“bilgelik, ölüme değil yaşama kafa yormaktır”

Olumsuzluklara ve ölüme kafa yorma yerine yaşama kafa yormanın daha insani bir davranış biçimi olduğunu onaylıyorsak, “Yaşam Nedir?” kitabını değişen bakış açımızla okumamızda yarar var.

Heyecanlı bilimsel çalışma öykülerini okurken birçoğunda Erwin Schrödinger’in Yaşam Nedir? kitabına yapılan göndermeyle karşılaştım. Daha önce okuduğum halde zihnimde kalanları yeterli bulmadım. Kitabı bir de 80’li yaşların penceresinden bakarak gözden geçirdim. Mehmet Doğan’ın dilimize kazandırdığı Pan Yayıncılık’ın Eylül 2022’deki dördüncü baskısından yola çıkarak bu eseri niçin okumamız gerektiğine ilişkin ulaştığım yargıları sizlerle paylaşmak istiyorum.

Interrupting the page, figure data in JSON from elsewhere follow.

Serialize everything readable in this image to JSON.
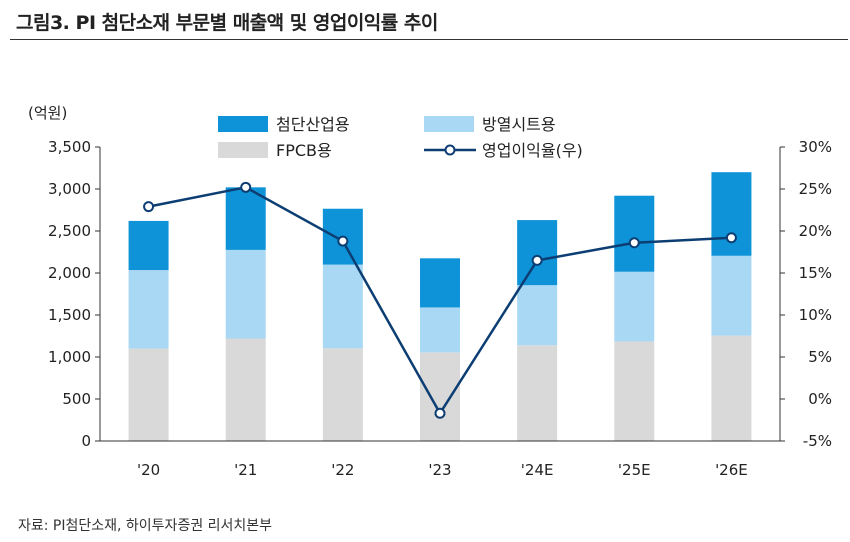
{
  "figure": {
    "title": "그림3.  PI 첨단소재 부문별 매출액 및 영업이익률 추이",
    "source": "자료: PI첨단소재, 하이투자증권 리서치본부"
  },
  "chart_data": {
    "type": "bar",
    "stacked": true,
    "categories": [
      "'20",
      "'21",
      "'22",
      "'23",
      "'24E",
      "'25E",
      "'26E"
    ],
    "series": [
      {
        "name": "FPCB용",
        "color": "#d9d9d9",
        "axis": "left",
        "values": [
          1100,
          1220,
          1105,
          1055,
          1140,
          1185,
          1255
        ]
      },
      {
        "name": "방열시트용",
        "color": "#a9d8f5",
        "axis": "left",
        "values": [
          935,
          1055,
          995,
          535,
          715,
          830,
          950
        ]
      },
      {
        "name": "첨단산업용",
        "color": "#0e93d8",
        "axis": "left",
        "values": [
          585,
          745,
          665,
          585,
          775,
          905,
          995
        ]
      }
    ],
    "line_series": {
      "name": "영업이익율(우)",
      "color": "#0d3e73",
      "axis": "right",
      "values": [
        22.9,
        25.2,
        18.8,
        -1.7,
        16.5,
        18.6,
        19.2
      ]
    },
    "y_left": {
      "unit_label": "(억원)",
      "min": 0,
      "max": 3500,
      "step": 500,
      "ticks": [
        "0",
        "500",
        "1,000",
        "1,500",
        "2,000",
        "2,500",
        "3,000",
        "3,500"
      ]
    },
    "y_right": {
      "min": -5,
      "max": 30,
      "step": 5,
      "ticks": [
        "-5%",
        "0%",
        "5%",
        "10%",
        "15%",
        "20%",
        "25%",
        "30%"
      ]
    },
    "legend": {
      "placement": "top",
      "order": [
        "첨단산업용",
        "방열시트용",
        "FPCB용",
        "영업이익율(우)"
      ]
    }
  }
}
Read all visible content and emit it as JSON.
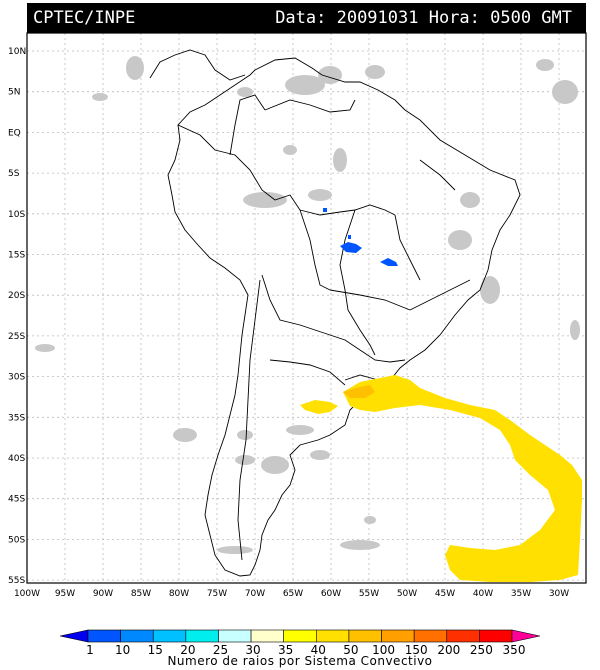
{
  "header": {
    "source": "CPTEC/INPE",
    "date_time": "Data: 20091031 Hora: 0500 GMT"
  },
  "map": {
    "lat_labels": [
      "10N",
      "5N",
      "EQ",
      "5S",
      "10S",
      "15S",
      "20S",
      "25S",
      "30S",
      "35S",
      "40S",
      "45S",
      "50S",
      "55S"
    ],
    "lon_labels": [
      "100W",
      "95W",
      "90W",
      "85W",
      "80W",
      "75W",
      "70W",
      "65W",
      "60W",
      "55W",
      "50W",
      "45W",
      "40W",
      "35W",
      "30W"
    ]
  },
  "colorbar": {
    "levels": [
      "1",
      "10",
      "15",
      "20",
      "25",
      "30",
      "35",
      "40",
      "50",
      "100",
      "150",
      "200",
      "250",
      "350"
    ],
    "colors": [
      "#0000ee",
      "#0055ff",
      "#0088ff",
      "#00c0ff",
      "#00eeee",
      "#c8ffff",
      "#ffffcc",
      "#ffff00",
      "#ffe000",
      "#ffc000",
      "#ffa000",
      "#ff7000",
      "#ff3000",
      "#ff0000",
      "#ff0099"
    ],
    "title": "Numero de raios por Sistema Convectivo"
  }
}
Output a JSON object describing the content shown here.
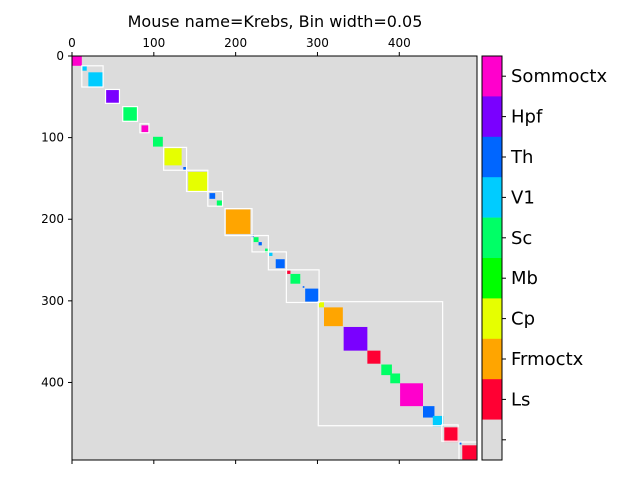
{
  "chart_data": {
    "type": "heatmap",
    "title": "Mouse name=Krebs, Bin width=0.05",
    "xlim": [
      0,
      495
    ],
    "ylim": [
      0,
      495
    ],
    "x_ticks": [
      "0",
      "100",
      "200",
      "300",
      "400"
    ],
    "y_ticks": [
      "0",
      "100",
      "200",
      "300",
      "400"
    ],
    "x_tick_values": [
      0,
      100,
      200,
      300,
      400
    ],
    "y_tick_values": [
      0,
      100,
      200,
      300,
      400
    ],
    "background_color": "#dcdcdc",
    "region_colors": {
      "Sommoctx": "#ff00cc",
      "Hpf": "#7a00ff",
      "Th": "#0066ff",
      "V1": "#00ccff",
      "Sc": "#00ff66",
      "Mb": "#00ff00",
      "Cp": "#e6ff00",
      "Frmoctx": "#ffa500",
      "Ls": "#ff0033"
    },
    "colorbar": {
      "labels": [
        "Sommoctx",
        "Hpf",
        "Th",
        "V1",
        "Sc",
        "Mb",
        "Cp",
        "Frmoctx",
        "Ls",
        ""
      ],
      "colors": [
        "#ff00cc",
        "#7a00ff",
        "#0066ff",
        "#00ccff",
        "#00ff66",
        "#00ff00",
        "#e6ff00",
        "#ffa500",
        "#ff0033",
        "#dcdcdc"
      ]
    },
    "blocks": [
      {
        "start": 0,
        "size": 12,
        "region": "Sommoctx"
      },
      {
        "start": 12,
        "size": 6,
        "region": "V1"
      },
      {
        "start": 20,
        "size": 18,
        "region": "V1"
      },
      {
        "start": 41,
        "size": 17,
        "region": "Hpf"
      },
      {
        "start": 62,
        "size": 18,
        "region": "Sc"
      },
      {
        "start": 85,
        "size": 9,
        "region": "Sommoctx"
      },
      {
        "start": 99,
        "size": 12,
        "region": "Sc"
      },
      {
        "start": 113,
        "size": 21,
        "region": "Cp"
      },
      {
        "start": 136,
        "size": 4,
        "region": "Th"
      },
      {
        "start": 142,
        "size": 24,
        "region": "Cp"
      },
      {
        "start": 168,
        "size": 7,
        "region": "Th"
      },
      {
        "start": 177,
        "size": 7,
        "region": "Sc"
      },
      {
        "start": 188,
        "size": 30,
        "region": "Frmoctx"
      },
      {
        "start": 219,
        "size": 3,
        "region": "Th"
      },
      {
        "start": 222,
        "size": 6,
        "region": "Sc"
      },
      {
        "start": 228,
        "size": 4,
        "region": "Th"
      },
      {
        "start": 236,
        "size": 5,
        "region": "Sc"
      },
      {
        "start": 241,
        "size": 4,
        "region": "V1"
      },
      {
        "start": 249,
        "size": 11,
        "region": "Th"
      },
      {
        "start": 263,
        "size": 4,
        "region": "Ls"
      },
      {
        "start": 267,
        "size": 12,
        "region": "Sc"
      },
      {
        "start": 282,
        "size": 2,
        "region": "Th"
      },
      {
        "start": 285,
        "size": 16,
        "region": "Th"
      },
      {
        "start": 301,
        "size": 7,
        "region": "Cp"
      },
      {
        "start": 308,
        "size": 23,
        "region": "Frmoctx"
      },
      {
        "start": 332,
        "size": 29,
        "region": "Hpf"
      },
      {
        "start": 361,
        "size": 16,
        "region": "Ls"
      },
      {
        "start": 378,
        "size": 13,
        "region": "Sc"
      },
      {
        "start": 389,
        "size": 12,
        "region": "Sc"
      },
      {
        "start": 401,
        "size": 28,
        "region": "Sommoctx"
      },
      {
        "start": 429,
        "size": 14,
        "region": "Th"
      },
      {
        "start": 441,
        "size": 13,
        "region": "V1"
      },
      {
        "start": 455,
        "size": 18,
        "region": "Ls"
      },
      {
        "start": 473,
        "size": 3,
        "region": "Th"
      },
      {
        "start": 477,
        "size": 20,
        "region": "Ls"
      }
    ],
    "cluster_outlines": [
      {
        "start": 12,
        "size": 26
      },
      {
        "start": 41,
        "size": 17
      },
      {
        "start": 62,
        "size": 18
      },
      {
        "start": 83,
        "size": 11
      },
      {
        "start": 112,
        "size": 28
      },
      {
        "start": 140,
        "size": 26
      },
      {
        "start": 166,
        "size": 18
      },
      {
        "start": 187,
        "size": 33
      },
      {
        "start": 220,
        "size": 20
      },
      {
        "start": 240,
        "size": 22
      },
      {
        "start": 262,
        "size": 40
      },
      {
        "start": 301,
        "size": 152
      },
      {
        "start": 452,
        "size": 20
      },
      {
        "start": 473,
        "size": 24
      }
    ]
  }
}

Yazar önsözünde önemli anımsatmalar yapıyor:

Birincisi, “Atalarımızdan, her şeyi kapsayan ve aynı zamanda bir bütün halinde birleştirilmiş güçlü bir özlem miras aldık” diyerek, bilginin evrensel yanına ve güvenilmesi gereken araç olduğuna değiniyor. İkincisi, “Bilinen her şeyi birleştirip bir bütün oluşturmaya yarayacak güvenilir malzemeyi ancak yeni elde etmeyi başardığımızı açıkça hissediyoruz; ama öte yandan tek başına bir aklın, bilginin uzmanlaşmış küçük bir kısmından fazlasına egemen olması neredeyse olanaksız hale gelmiştir” anlatımıyla da bilimin indiği ayrıntıyı kavramak için çok akla olan ihtiyaç kadar teknik desteklere olan artan ihtiyaçla ilgili uyarısını yapıyor. Ve Spinoza’dan bir alıntıyla gerçek insan olmanın odağına ışık tutuyor: “Özgür bir insanın, ölümden daha az düşündüğü bir şey yoktur; bilgelik ise, ölüme değil yaşama kafa yormaktır.”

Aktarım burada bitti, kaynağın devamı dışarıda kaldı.